The boy told the ice cream man it was okay, they’d take two strawberries. Having paid, he received the cones.

Then he turned to his siste and said, “There you go, pink vanilla!”


Being cheerful and peppy in the morning is a lot like committing murder.

We are all capable of it, but it takes a deranged individual to actually go through with it.

As loath as I am to dropping the F-bomb, I’ll make exceptions for jokes.

A guy goes to an ice cream vendor and asks for strawberry ice cream.

The vendor says he’s out of strawberry. The man says, ‘OK, in that case I’ll have strawberry.’

The vendor says, ‘I just told you there’s no strawberry.’

‘Give me a strawberry, then!’

The vendor is angry now, so he says, ‘Is “straw” in “strawberry”?’

‘Yes. “Straw” is in “strawberry”.’

'Is there “berry” in “strawberry”?

‘Yes. “Berry” is in “strawberry”.’

‘Is there “fuck” in “strawberry”?’

‘There’s no “fuck” in “strawberry”.’

That’s what I’ve been trying to tell you!

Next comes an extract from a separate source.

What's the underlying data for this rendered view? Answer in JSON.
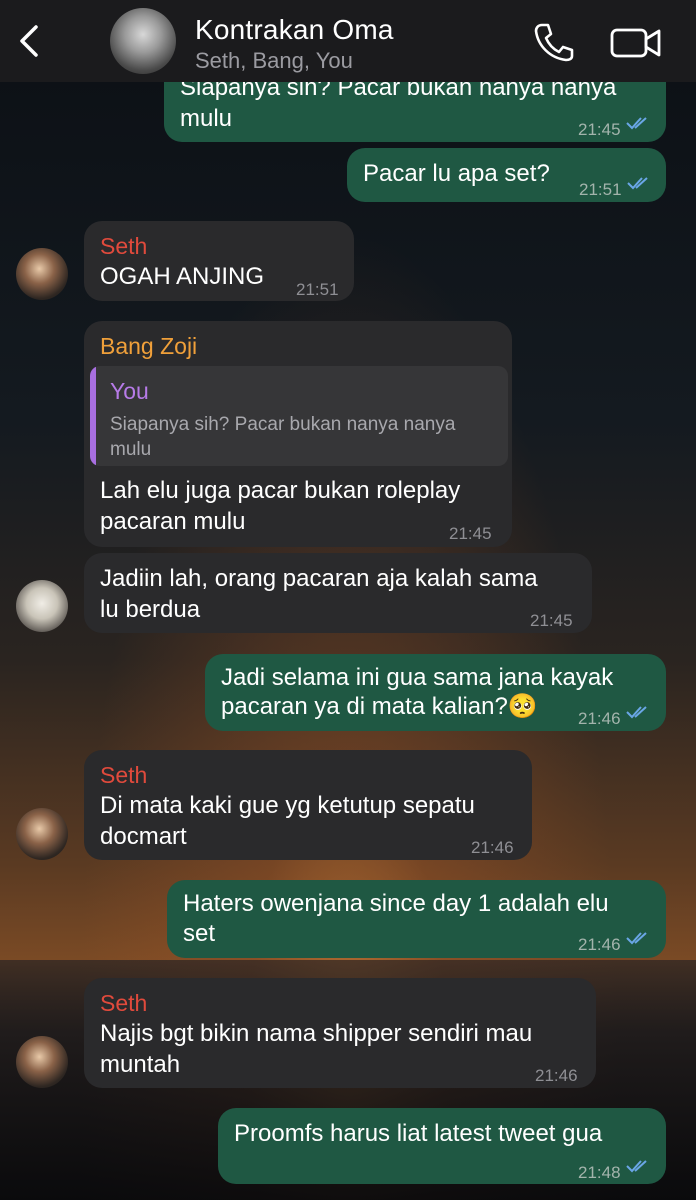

At my boss’s funeral, kneeling and whispering at the coffin

‘Who’s thinking outside the box now, Gary?’

I’ve heard this one done without the “fuck”. You make the people British, and use “bloom” instead.

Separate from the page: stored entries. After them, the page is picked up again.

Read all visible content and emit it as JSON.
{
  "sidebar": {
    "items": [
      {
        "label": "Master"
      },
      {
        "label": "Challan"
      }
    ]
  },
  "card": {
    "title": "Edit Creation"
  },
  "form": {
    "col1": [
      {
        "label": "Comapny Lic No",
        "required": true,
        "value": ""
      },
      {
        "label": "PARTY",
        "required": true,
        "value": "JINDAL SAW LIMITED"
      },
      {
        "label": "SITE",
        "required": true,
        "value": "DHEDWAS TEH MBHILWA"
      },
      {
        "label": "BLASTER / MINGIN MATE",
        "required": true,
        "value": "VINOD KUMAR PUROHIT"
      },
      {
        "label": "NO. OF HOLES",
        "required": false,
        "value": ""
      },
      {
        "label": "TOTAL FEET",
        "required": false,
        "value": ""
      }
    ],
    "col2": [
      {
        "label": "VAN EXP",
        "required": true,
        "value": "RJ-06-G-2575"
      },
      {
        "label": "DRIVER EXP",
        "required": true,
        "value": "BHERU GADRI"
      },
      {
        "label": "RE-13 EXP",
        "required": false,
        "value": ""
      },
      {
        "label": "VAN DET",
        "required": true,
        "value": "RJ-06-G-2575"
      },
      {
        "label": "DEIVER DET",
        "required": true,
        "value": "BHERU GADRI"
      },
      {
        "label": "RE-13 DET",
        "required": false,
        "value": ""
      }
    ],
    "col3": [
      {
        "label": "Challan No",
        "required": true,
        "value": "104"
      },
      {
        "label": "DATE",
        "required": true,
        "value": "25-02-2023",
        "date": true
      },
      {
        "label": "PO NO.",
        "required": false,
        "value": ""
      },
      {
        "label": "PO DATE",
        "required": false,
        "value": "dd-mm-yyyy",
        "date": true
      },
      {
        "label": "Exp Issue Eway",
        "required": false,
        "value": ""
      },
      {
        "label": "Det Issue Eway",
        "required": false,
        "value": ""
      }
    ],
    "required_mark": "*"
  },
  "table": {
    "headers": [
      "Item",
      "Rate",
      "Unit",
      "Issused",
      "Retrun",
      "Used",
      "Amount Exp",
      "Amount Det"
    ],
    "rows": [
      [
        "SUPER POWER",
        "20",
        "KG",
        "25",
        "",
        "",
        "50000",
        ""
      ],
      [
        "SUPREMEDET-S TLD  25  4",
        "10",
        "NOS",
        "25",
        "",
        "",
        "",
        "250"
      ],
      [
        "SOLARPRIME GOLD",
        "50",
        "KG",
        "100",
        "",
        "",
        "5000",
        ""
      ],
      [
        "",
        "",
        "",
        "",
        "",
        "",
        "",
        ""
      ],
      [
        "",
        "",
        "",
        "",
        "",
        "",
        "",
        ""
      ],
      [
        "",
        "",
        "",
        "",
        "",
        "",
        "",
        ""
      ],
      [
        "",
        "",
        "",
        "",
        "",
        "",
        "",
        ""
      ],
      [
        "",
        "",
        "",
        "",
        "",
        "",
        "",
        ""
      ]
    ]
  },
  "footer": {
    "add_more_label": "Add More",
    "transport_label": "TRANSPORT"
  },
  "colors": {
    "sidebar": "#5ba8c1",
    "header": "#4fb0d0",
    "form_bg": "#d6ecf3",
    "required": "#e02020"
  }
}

“I keep a lighter in my pocket at all times. I don’t smoke. I just really like certain songs.”
(Demetri Martin)

“‘Sort of’ is a harmless thing to say. It’s just filler. It doesn’t mean anything. Except after certain phrases: ‘I love you…’, or ‘You’re going to live…’, or ‘It’s a boy…’”
(Demetri Martin)

My aunt and uncle, when my two cousins were little, would sometimes take them to McDonald’s. Of course, the boys both wanted Big Macs, because that was what they saw the commercials for, but they were still eating child-sized portions. So my aunt and uncle would order “Two Big Macs, for them, and two regular hamburgers, for us”. And then hand the kids their “Big Macs”.

Come to think of it, that’s the same aunt who, when I was a kid, assured me every Thanksgiving “Oh, pecan pie is yucky, you wouldn’t want any of it”. While holding a plate of pecan pie.

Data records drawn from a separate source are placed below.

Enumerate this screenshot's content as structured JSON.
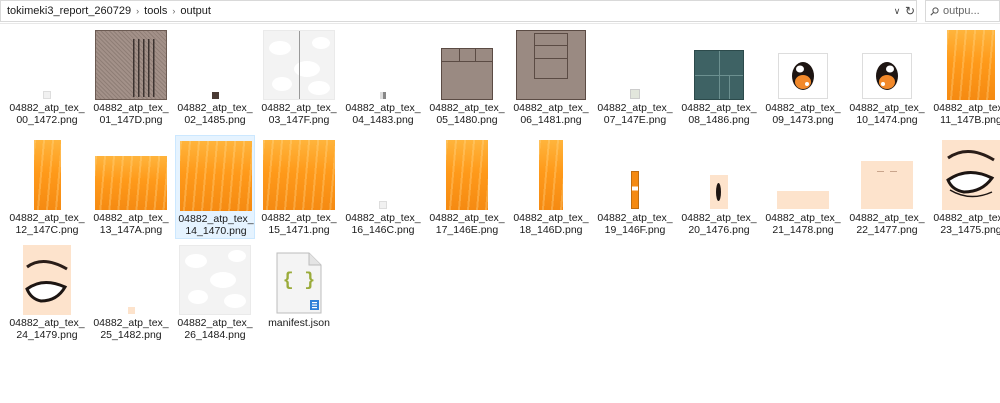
{
  "breadcrumb": [
    "tokimeki3_report_260729",
    "tools",
    "output"
  ],
  "search": {
    "placeholder": "outpu..."
  },
  "files": [
    {
      "name": "04882_atp_tex_00_1472.png"
    },
    {
      "name": "04882_atp_tex_01_147D.png"
    },
    {
      "name": "04882_atp_tex_02_1485.png"
    },
    {
      "name": "04882_atp_tex_03_147F.png"
    },
    {
      "name": "04882_atp_tex_04_1483.png"
    },
    {
      "name": "04882_atp_tex_05_1480.png"
    },
    {
      "name": "04882_atp_tex_06_1481.png"
    },
    {
      "name": "04882_atp_tex_07_147E.png"
    },
    {
      "name": "04882_atp_tex_08_1486.png"
    },
    {
      "name": "04882_atp_tex_09_1473.png"
    },
    {
      "name": "04882_atp_tex_10_1474.png"
    },
    {
      "name": "04882_atp_tex_11_147B.png"
    },
    {
      "name": "04882_atp_tex_12_147C.png"
    },
    {
      "name": "04882_atp_tex_13_147A.png"
    },
    {
      "name": "04882_atp_tex_14_1470.png",
      "selected": true
    },
    {
      "name": "04882_atp_tex_15_1471.png"
    },
    {
      "name": "04882_atp_tex_16_146C.png"
    },
    {
      "name": "04882_atp_tex_17_146E.png"
    },
    {
      "name": "04882_atp_tex_18_146D.png"
    },
    {
      "name": "04882_atp_tex_19_146F.png"
    },
    {
      "name": "04882_atp_tex_20_1476.png"
    },
    {
      "name": "04882_atp_tex_21_1478.png"
    },
    {
      "name": "04882_atp_tex_22_1477.png"
    },
    {
      "name": "04882_atp_tex_23_1475.png"
    },
    {
      "name": "04882_atp_tex_24_1479.png"
    },
    {
      "name": "04882_atp_tex_25_1482.png"
    },
    {
      "name": "04882_atp_tex_26_1484.png"
    },
    {
      "name": "manifest.json"
    }
  ]
}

Most McDs will add Big Mac Sauce to any burger, occasionally requesting a small fee. But cute story.

My dyslexic uncle used to be a baker in the Army.

He’d go in all buns glazing.

No, because the original question isn’t in quotes. The husband is paraphrasing the wife’s question. Like the OP said - don’t overthink it.

Having written his book, Ian Fleming chose to make a characteristically

convoluted approach to his publisher friend Plomer. On 12 May 1952 he was having lunch with Plomer in a London restaurant when he changed the course of their conversation to ask Plomer, ‘How do you get cigarette smoke out of a woman once you’ve got it in?’ Plomer, who delighted in the grotesque caprices of the human race, speculated rapidly on what he later called ‘this intimate-sounding injection’. Fleming then explained that one could not use a word like ‘exhales’, while ‘puffs it out’ sounded silly to his ears. At this point Plomer looked up sharply: ‘You’ve written a book!’ And Fleming, with a great show of reluctance, admitted that he had, and consented to let Plomer read it. The book was Casino Royale.
Peter F. Alexander, William Plomer


How many balls of string would it take to reach the moon?

Only one, if it’s big enough.
-Roald Dahl


What do you get when you cross a centipede with a parrot?

A walkie-talkie.


Are baseball umpires good eaters?

Yes, they always clean their plates.


A doctor answers a phone call late one evening and hears the familiar voice of a colleague on the other end of the line.

“We need a fourth player for poker,” says his friend.
“I’ll be right over,” says the doctor.
As he is putting on his coat his wife asks, “Where are you going at this hour?”
“I’m sorry, dear,” he replies, “but I have an emergency call.”
“Is it serious?” asks his wife.
“Oh yes, very serious,” replies the doctor gravely. “In fact, there are three doctors there already!”

So, what phrasing did Fleming use, then?

Spoiler!

Well, I got that one from a book of literary anecdotes, and it didn’t say. You could always read Casino Royale if you’re really curious.

I have kleptomania. But when it gets bad, I take something for it. (Ken Dodd)

I’m not that curious; but I am mildly curious about what was supposedly wrong with “exhales”.